Win: At least one fuel, coolant, and electricity consumer producing; reactor control fed by all three networks; reactor activated.

Lose: Reactor heat reaches terminal threshold, wet electricity reaches the robot, ignition creates unrecoverable heat, or structural leak cascade makes required service impossible before activation.

Implementation Notes:

- Final level should have multiple valid solution orders, but each order should require respecting the same causal rules.
- Do not require perfect cleanup. Winning with controlled remaining hazards is desirable.
- Use strong forecast summaries because this level has the highest choice count.
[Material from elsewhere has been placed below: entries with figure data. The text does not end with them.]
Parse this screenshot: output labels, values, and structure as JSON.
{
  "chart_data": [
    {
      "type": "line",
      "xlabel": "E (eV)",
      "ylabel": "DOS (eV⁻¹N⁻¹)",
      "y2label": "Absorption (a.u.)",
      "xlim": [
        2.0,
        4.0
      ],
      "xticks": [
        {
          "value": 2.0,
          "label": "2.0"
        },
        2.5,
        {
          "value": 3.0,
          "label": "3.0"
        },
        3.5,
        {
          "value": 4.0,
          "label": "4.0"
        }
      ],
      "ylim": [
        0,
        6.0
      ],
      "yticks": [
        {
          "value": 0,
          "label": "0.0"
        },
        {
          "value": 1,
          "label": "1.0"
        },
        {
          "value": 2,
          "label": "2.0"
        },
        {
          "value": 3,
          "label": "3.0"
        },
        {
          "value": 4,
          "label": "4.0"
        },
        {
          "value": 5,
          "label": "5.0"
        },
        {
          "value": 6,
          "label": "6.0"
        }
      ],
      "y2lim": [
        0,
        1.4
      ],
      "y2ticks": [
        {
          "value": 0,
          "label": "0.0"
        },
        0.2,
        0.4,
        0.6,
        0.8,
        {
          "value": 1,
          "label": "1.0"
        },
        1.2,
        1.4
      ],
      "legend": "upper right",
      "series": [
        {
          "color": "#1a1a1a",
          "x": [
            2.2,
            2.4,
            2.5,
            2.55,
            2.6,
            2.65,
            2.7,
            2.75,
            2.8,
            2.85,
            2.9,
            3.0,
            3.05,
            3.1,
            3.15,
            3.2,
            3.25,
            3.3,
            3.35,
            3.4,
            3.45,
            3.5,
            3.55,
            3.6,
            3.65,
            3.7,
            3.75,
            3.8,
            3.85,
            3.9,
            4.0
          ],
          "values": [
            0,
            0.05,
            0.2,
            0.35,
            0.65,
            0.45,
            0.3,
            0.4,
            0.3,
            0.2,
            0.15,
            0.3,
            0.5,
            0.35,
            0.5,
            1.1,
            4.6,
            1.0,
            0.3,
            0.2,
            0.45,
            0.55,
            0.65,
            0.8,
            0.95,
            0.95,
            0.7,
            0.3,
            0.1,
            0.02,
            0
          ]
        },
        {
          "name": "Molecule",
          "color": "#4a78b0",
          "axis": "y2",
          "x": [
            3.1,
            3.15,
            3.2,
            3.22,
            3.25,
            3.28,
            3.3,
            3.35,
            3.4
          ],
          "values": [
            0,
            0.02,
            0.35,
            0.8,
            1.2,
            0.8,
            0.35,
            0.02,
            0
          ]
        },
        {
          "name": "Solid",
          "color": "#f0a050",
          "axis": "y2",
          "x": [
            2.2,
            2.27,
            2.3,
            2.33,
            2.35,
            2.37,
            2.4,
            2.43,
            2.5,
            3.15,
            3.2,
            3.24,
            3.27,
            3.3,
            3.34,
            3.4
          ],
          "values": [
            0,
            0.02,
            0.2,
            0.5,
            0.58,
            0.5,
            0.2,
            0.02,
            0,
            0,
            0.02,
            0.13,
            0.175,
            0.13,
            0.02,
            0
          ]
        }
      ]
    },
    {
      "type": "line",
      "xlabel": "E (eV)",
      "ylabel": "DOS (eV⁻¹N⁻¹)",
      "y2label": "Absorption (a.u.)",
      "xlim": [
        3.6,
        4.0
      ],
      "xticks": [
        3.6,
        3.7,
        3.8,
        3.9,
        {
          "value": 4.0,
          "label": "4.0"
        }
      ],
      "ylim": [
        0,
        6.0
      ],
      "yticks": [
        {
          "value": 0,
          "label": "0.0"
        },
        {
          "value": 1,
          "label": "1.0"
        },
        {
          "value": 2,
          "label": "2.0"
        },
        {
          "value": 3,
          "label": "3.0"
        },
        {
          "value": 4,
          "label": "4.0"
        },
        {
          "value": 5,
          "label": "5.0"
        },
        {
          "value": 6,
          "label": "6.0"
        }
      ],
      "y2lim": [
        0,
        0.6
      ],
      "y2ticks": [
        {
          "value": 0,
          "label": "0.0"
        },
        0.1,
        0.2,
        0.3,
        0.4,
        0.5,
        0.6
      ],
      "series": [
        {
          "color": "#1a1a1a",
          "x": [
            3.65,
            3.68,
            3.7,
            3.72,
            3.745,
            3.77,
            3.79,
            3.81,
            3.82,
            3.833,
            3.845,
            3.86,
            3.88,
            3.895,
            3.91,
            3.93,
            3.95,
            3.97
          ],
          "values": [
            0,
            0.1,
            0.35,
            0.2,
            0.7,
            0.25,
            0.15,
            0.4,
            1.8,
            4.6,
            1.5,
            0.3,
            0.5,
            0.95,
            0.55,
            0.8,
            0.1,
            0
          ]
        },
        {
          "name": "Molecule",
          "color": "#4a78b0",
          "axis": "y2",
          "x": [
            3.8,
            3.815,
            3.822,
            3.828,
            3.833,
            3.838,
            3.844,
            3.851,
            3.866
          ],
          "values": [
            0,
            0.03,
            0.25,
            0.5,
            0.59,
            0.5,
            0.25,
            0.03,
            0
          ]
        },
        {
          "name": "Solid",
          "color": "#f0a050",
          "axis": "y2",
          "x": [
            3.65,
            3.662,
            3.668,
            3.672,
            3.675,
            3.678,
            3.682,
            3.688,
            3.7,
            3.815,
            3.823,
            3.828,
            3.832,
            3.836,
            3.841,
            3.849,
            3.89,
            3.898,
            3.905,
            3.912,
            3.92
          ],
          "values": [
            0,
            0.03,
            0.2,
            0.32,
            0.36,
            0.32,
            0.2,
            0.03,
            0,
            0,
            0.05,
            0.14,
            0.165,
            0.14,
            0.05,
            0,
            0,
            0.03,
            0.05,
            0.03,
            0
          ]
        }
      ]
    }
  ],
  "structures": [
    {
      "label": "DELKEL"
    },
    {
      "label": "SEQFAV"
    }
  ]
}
## Implementation Checklist

- Add campaign manifest entries in this exact order once level data exists.
- Keep level names stable because save data and UI can use them.
- Implement one tutorial level first, then one representative level from each group before filling all three per group.
- Prioritize mechanics in this order for jam delivery:
  1. Pulse playback and forecast wording.
  2. Fuel source, isolation, repair, and reactor activation.
  3. Coolant consumers, sprinkler discharge, pressure drop, and evaporation.
  4. Electricity wall leaks and robot safety.
  5. Doors and all-seeing-eye terminal.
  6. Heat, ignition, dilution, quenching, wet conduction.
  7. Full campaign content pass.
- If scope tightens, ship Tutorial, Group 1, one level each from Groups 2-6, and all Group 7 levels only if the interaction systems are stable.

## Test Expectations

Campaign implementation should add tests for:

- every level loading and validating,
- required consumer counts matching networks present in each level,
- tutorial solvable with exactly one lengthy action before reactor activation,
- every non-tutorial level exposing at least two valid first lengthy actions,
- win criteria reachable for each authored level,
- no level requiring a wait or fast-forward command,
- campaign manifest order matching this document.